Where Did all the Women in Tech Go? | BBC Ideas
You won’t believe what happened to women working in computing in the mid-20th century.
Did you know there used to be more women than men in computing? Technology historian Marie Hick shares the story of how that all changed and the lessons we can learn from it.
What happened to the UK’s computing industry when women were pushed out in the 1950s and 60s (hint: it failed)
How discrimination continues to wreck high-tech economies and labor markets
How looking to the past can help us better move forward into the future
Who is this for?
0:03 There used to be more women in computing than men.
0:06 Where did they all go?
0:13 In the 1950s and the 1960s,
0:15 computer programming was decidedly women's work
0:19 but as the 1960s stretched on, women started to be replaced by men,
0:24 and not just by men, but management-level technocrats.
0:29 The gender of the field flipped because women were pushed out,
0:33 not because they didn’t have the tech skills.
0:35 And many women found themselves in the position,
0:37 of training their male replacements.
0:40 Not all of the women who were pushed out of the workforce
0:43 stopped working in computing however.

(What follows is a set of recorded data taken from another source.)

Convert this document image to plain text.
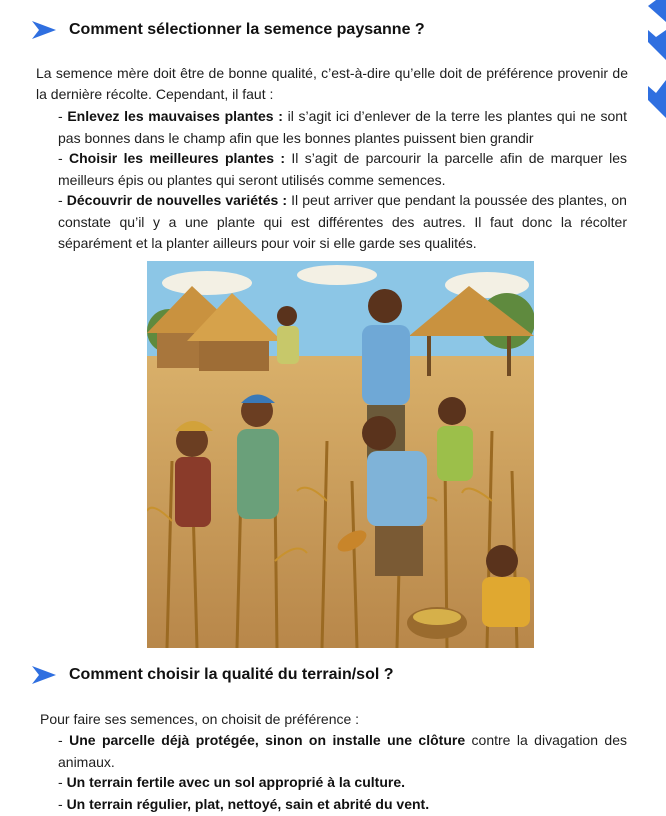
Comment sélectionner la semence paysanne ?

La semence mère doit être de bonne qualité, c’est-à-dire qu’elle doit de préférence provenir de la dernière récolte. Cependant, il faut :

- Enlevez les mauvaises plantes : il s’agit ici d’enlever de la terre les plantes qui ne sont pas bonnes dans le champ afin que les bonnes plantes puissent bien grandir

- Choisir les meilleures plantes : Il s’agit de parcourir la parcelle afin de marquer les meilleurs épis ou plantes qui seront utilisés comme semences.

- Découvrir de nouvelles variétés : Il peut arriver que pendant la poussée des plantes, on constate qu’il y a une plante qui est différentes des autres. Il faut donc la récolter séparément et la planter ailleurs pour voir si elle garde ses qualités.

Comment choisir la qualité du terrain/sol ?

Pour faire ses semences, on choisit de préférence :

- Une parcelle déjà protégée, sinon on installe une clôture contre la divagation des animaux.

- Un terrain fertile avec un sol approprié à la culture.

- Un terrain régulier, plat, nettoyé, sain et abrité du vent.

0:46 Dame Stephanie Shirley who back then went by the moniker 'Steve'
0:50 actually started her own freelance software company
0:54 and Shirley had an explicitly feminist business model.
0:59 At this point in time, most programming was done
1:01 with pencil and paper before being run through a machine
1:05 so Stephanie Shirley's workers could work from home
1:08 and they could have flexible hours
1:09 that allowed them to take care of children and families.
1:13 One of these workers, Ann Moffatt,
1:15 programmed the black box flight recorder for the Concorde.
1:20 And you can see her programming at her kitchen table
1:23 while her young daughter looks on.
1:26 But many other women just left the field entirely.
1:30 This produced an enormous skills shortage and a huge labour shortage.
1:34 Meaning that the people available to do the important work
1:37 of computerisation were suddenly too few in number.
1:42 As a result of this, the British government decided that they needed
1:46 to change the design of the computers that they were using.
1:50 Since there weren’t enough people to run them,
1:52 they would concentrate and centralise computers.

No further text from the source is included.